Fiori in legno ad incastro

Un giocattolo in legno ha sempre un valore aggiunto.
Per darvene un esempio oggi vi presentiamo i fiori in legno ad incastro: un gioco semplice, composto da tanti fiorellini colorati in legno da incastrare l’un l’altro per creare forme diverse.

Conosciamoli meglio: nelle foto nostro figlio Marco ha 20 mesi, Arianna 4 anni e mezzo, ma giocano tranquillamente insieme.

Un giochino‬ semplice, dal basso prezzo, ma di alto valore educativo e creativo, per questo è uno dei nostri preferiti; le forme che ci piacciono di più sono sicuramente il bruco, la bicicletta e l’immancabile torre, ma ne creiamo ogni volta di nuove.

Quante cose si possono imparare con un giocattolo apparentemente così semplice?Proviamo ad elencarle:

  • coordinazione manuale e visiva. “Nessuno nasce imparato“, un bambino in particolare modo. Riuscire a fissare un punto con gli occhi e coordinare le mani a compiere un’azione è un’attività che si sviluppa con la crescita e l’esercizio.
  • creatività allo stato puro. Ogni volta che ci giochiamo inventiamo forme sempre nuove!
  • riconoscere i colori. “Arianna mi passi il fiorellino blu?“; con una di queste scuse abbiamo insegnato alla nostra principessa che ogni colore aveva un nome ed a riconoscerlo.
  • riconoscere le forme. Il fiore ha questa forma, la faccina colorata di ciascun fiore è tonda (e gialla ad esempio).
  • allenano la pazienza. Si sa, i bambini di solito ne hanno davvero poca, ma con questo giochino la alleniamo ben bene! Incastrare i fiori è semplice, ma bisogna aspettare di aver finito per dire “Babbo guarda bellina!“. E’ anche un modo per insegnare loro che non si può avere tutto subito.
  • con i fiori appoggiati su un foglio è possibile tracciarne la sagoma con una penna o una matita fine per poi colorarla.
  • è un giocattolo in legno consigliato per bambini di 3 anni, ma anche i più piccoli possono divertirsi, ovviamente in modo più elementare.
    Marco ha iniziato a giocarci quando aveva poco più di un anno e metteva i fiori uno sopra l’altro per fare una torre (senza incastrarli), oppure in fila come a ricreare un trenino. Poi a 20 mesi circa, giocando con sua sorella Arianna di 4 anni, ha iniziato ad incastrare i fiori ed a creare le prime forme. I risultati migliorano di giorno in giorno.

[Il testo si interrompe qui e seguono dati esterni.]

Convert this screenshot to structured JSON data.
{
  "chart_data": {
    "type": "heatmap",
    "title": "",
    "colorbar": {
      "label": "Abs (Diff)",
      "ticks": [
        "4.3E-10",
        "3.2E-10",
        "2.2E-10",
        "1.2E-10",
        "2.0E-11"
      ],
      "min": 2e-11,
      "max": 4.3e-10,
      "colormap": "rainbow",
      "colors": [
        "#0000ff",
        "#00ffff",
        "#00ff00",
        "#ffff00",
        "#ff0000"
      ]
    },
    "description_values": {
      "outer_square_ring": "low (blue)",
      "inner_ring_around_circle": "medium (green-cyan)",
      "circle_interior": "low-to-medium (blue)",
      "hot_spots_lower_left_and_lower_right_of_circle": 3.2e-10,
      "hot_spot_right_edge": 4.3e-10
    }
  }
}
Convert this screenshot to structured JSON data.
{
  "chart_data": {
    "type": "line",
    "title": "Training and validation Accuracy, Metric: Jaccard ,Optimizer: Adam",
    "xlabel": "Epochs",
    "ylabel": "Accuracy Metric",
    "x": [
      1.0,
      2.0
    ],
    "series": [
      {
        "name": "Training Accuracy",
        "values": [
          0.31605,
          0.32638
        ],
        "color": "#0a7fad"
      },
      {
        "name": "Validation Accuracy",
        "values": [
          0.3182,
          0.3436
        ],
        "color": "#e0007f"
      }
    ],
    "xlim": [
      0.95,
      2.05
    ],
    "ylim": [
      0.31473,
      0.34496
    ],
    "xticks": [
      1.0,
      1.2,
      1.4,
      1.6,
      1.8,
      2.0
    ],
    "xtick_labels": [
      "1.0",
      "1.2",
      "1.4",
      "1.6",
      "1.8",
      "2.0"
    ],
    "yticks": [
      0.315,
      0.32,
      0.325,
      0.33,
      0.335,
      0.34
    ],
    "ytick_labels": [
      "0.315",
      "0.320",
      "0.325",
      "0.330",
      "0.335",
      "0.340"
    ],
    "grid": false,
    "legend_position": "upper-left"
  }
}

  • aiutano a socializzare: vedere fratello e sorella giocare insieme allo stesso gioco è un momento per noi di grande tenerezza.
    Spesso a casa nostra viene qualche amichetto o amichetta; è capitato tantissime volte che tutti i bambini giocassero insieme (naturalmente scattava la raffica di foto da parte di noi genitori, quasi straniti nel vedere tre o quattro bambini fermi e seduti intorno ad un tavolino che si divertivano con dei semplici fiori in legno ad incastro).giochi in legno ad incastro
    Inoltre, quando andiamo fuori, ne portiamo una ventina (viste le piccole dimensioni) e non è raro che bambini conosciuti per la prima volta, magari ai giardinetti, giocassero con i nostri figli (sicuramente attratti dalla novità, ma anche dai colori e dalle forme create).
  • Con questa vi faremo ridere: sono antistress. E’ capitato tante volte di trovarci a guardare la tv e manipolare questi fiorellini in legno. Ci rilassavano… :-)

A noi questo giocattolo in legno è piaciuto tantissimo ed è un piccolo esempio di quanto a nostro parere scegliere giochi educativi per i nostri figli sia non solo importante, ma soprattutto divertente e creativo.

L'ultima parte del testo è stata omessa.